The White Rabbit harrumphed.” …….and she (or, to be precise, one of her predecessors) has consequently made the Town and Country Planning (Demolition –Description of Buildings) Direction 1995 (which is published as an annex to DOE Circular 10/95) whereby demolition of the following descriptions of building is not to be taken to involve development, viz and to wit…….”
“Oh, spare us the list. Please!” the Dormouse squeaked.
“Well,” said the White Rabbit, somewhat crestfallen, “basically the list covers everything except dwellinghouses.”
“And buildings adjoining dwellinghouses,” added the Dormouse.
“So you mean to say that I need planning permission to demolish a house?” asked Alice.
“No!!!” they all chorused. Alice looked thoroughly confused (which is hardly surprising, because she was).
“We amended the General Permitted Development Order,” explained the Mad Hatter, “so that demolition of a dwellinghouse is permitted development, so it doesn’t require express planning permission. It’s covered by Part 31, in the Second Schedule.”
“Well, what a complicated way to go about it!” Alice exclaimed. “All you’ve done in the end is to say that you don’t need permission to demolish a building; which is what everyone thought in the first place!”
“Ah, but that doesn’t mean you can just go ahead and demolish your house,” observed the March Hare. “Oh, dear me, no.”
“Then, what do I have to do?” asked Alice.
“Part 31 requires that you must give prior notification to the local planning authority,” said the White Rabbit, “so that they can determine whether their prior approval will be required to the method of the proposed demolition and any proposed restoration of the site.”
“Well, then,” queried Alice, “after that (assuming either that the council decides it doesn’t need to approve the method of demolition, or it approves the details I put in), then can I go ahead and demolish it?”
“Er, well, no, not quite.” It was the Dormouse who had piped up again. “You also have to give six weeks’ notice under Section 80 of the Building Act 1984 of your intention to commence the demolition.

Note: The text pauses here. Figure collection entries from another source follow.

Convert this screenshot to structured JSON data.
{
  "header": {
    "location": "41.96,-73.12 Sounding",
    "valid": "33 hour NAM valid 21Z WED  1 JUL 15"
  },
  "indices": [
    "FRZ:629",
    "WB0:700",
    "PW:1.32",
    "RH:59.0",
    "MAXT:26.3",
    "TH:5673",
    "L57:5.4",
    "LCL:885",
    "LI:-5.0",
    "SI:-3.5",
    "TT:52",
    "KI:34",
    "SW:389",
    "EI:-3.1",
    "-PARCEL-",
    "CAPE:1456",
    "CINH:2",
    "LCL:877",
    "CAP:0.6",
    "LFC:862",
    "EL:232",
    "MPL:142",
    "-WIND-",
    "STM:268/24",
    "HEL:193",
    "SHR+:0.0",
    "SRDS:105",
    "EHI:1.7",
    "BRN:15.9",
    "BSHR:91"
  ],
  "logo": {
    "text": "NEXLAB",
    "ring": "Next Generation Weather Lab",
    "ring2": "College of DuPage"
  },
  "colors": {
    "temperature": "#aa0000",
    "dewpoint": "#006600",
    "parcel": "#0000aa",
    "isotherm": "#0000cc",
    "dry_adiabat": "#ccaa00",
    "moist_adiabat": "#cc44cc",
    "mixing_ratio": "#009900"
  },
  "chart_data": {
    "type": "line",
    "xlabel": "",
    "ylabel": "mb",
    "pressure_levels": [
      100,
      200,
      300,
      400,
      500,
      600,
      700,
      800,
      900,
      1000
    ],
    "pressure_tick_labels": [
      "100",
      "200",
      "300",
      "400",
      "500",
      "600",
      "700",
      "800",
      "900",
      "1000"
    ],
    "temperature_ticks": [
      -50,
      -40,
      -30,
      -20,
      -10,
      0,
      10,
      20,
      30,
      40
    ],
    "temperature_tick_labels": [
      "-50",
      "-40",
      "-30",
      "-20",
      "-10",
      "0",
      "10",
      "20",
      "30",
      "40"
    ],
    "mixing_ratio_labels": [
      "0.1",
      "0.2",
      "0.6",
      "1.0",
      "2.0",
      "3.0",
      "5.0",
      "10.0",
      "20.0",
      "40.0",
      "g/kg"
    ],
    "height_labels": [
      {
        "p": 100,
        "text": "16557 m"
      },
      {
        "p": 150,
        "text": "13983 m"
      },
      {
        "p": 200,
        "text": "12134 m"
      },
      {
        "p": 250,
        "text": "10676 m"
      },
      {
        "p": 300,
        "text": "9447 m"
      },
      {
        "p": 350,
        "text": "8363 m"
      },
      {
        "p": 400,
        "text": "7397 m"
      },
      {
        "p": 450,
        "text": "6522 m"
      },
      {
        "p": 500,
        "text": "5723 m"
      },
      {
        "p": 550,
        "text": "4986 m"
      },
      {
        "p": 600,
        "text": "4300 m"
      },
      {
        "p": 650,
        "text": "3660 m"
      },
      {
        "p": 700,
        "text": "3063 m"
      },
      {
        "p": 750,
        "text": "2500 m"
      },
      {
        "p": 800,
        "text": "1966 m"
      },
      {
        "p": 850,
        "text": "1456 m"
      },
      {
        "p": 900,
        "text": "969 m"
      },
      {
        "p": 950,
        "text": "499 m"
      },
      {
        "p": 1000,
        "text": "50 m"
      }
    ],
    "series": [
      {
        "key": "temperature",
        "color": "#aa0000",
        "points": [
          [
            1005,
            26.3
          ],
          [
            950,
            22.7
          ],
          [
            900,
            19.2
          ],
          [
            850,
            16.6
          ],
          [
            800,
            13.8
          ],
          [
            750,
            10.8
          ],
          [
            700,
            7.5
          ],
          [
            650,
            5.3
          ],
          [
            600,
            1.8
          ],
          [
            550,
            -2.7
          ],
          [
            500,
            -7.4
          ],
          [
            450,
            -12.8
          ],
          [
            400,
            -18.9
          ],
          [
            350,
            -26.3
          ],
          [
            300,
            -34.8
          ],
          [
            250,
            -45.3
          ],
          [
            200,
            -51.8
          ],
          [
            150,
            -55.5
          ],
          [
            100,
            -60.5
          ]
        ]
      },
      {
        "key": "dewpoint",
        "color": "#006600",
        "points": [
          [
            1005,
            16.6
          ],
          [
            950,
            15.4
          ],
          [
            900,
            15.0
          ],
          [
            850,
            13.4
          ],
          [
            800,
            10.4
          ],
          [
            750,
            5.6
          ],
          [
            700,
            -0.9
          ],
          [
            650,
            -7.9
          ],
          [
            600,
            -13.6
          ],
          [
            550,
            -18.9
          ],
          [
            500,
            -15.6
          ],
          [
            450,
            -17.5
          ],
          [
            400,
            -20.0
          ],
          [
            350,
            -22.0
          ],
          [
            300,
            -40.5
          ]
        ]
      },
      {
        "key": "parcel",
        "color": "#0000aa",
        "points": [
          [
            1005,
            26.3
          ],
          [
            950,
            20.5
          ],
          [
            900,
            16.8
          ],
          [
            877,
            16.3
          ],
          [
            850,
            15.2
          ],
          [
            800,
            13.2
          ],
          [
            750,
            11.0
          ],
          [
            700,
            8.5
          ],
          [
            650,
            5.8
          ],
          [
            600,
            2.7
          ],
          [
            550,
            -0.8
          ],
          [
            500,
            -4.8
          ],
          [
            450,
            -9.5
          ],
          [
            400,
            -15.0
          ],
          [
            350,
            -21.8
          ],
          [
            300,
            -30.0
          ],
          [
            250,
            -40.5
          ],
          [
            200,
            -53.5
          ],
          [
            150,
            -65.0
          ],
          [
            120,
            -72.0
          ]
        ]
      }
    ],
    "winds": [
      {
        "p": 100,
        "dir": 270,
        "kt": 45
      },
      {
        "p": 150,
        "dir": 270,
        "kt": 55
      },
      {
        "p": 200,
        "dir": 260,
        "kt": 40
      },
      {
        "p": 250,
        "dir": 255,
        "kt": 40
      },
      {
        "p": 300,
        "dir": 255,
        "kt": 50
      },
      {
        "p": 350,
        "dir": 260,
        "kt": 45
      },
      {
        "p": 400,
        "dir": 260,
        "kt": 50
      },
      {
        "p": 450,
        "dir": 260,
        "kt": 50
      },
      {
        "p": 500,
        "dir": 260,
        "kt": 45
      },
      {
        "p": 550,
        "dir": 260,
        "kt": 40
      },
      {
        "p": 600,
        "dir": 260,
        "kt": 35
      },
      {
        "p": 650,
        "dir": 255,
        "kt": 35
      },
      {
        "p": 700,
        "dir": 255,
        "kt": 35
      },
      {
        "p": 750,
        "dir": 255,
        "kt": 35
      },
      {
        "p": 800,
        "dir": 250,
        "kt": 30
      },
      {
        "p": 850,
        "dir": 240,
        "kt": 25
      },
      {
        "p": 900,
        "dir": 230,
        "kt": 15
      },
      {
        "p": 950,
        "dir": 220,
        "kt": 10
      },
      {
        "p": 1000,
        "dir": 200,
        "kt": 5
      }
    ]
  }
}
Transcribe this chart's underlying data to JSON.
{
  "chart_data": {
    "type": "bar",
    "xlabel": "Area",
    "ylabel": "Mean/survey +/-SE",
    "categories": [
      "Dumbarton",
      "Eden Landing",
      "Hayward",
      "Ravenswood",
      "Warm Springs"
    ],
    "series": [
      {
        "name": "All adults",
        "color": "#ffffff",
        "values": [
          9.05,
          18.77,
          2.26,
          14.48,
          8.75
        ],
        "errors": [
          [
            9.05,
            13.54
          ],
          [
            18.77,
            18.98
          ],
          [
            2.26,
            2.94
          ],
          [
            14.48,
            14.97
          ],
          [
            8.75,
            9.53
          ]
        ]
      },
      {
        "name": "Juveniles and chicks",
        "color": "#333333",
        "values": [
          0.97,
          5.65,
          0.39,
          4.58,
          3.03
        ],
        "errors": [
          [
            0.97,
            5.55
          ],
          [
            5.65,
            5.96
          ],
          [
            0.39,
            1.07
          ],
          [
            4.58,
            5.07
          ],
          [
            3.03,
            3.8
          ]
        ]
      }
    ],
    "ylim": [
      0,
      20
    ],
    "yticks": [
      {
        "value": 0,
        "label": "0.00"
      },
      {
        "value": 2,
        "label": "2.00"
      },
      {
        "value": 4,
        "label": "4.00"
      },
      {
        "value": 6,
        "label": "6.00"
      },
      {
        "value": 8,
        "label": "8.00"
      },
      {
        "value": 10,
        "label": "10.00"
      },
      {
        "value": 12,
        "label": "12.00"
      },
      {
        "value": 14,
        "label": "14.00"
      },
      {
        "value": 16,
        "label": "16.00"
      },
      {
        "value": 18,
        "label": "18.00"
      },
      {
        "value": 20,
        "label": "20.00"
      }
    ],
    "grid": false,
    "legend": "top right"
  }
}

Within that time, the council can serve a notice requiring you to carry out works on the site, such as shoring up adjoining buildings and so on.”
“That doesn’t just apply to the demolition of houses, of course,” the March Hare pointed out. “The requirement to give notice under the Building Act applies to all demolition.”
“Then, of course, you would need Listed Building Consent if it were a listed building,” mused the White Rabbit.
“Or Conservation Area Consent if it’s in a conservation area,” the Dormouse added.
Alice was beginning to feel giddy. The room seemed to be spinning round faster and faster.
“What’s the matter with her?” asked the March Hare.
“She’s just fainted,” said the White Rabbit.
“That’s the trouble with youngsters today,” sniffed the Mad Hatter. “No stamina.”
There was a pause.
“We didn’t mention gates, fences and walls” whispered the White Rabbit.
“Another time, perhaps,” the March Hare suggested.
[These last two lines referred to the ‘cock-up’ that was made with the original version of the Direction, which had led to the entirely unintended consequence that express planning permission was theoretically required for the demolition of gates, walls, fences and other means of enclosure. The original version of my article had continued to poke fun at what at that time was the DOE over this faux pas, which was eventually corrected.]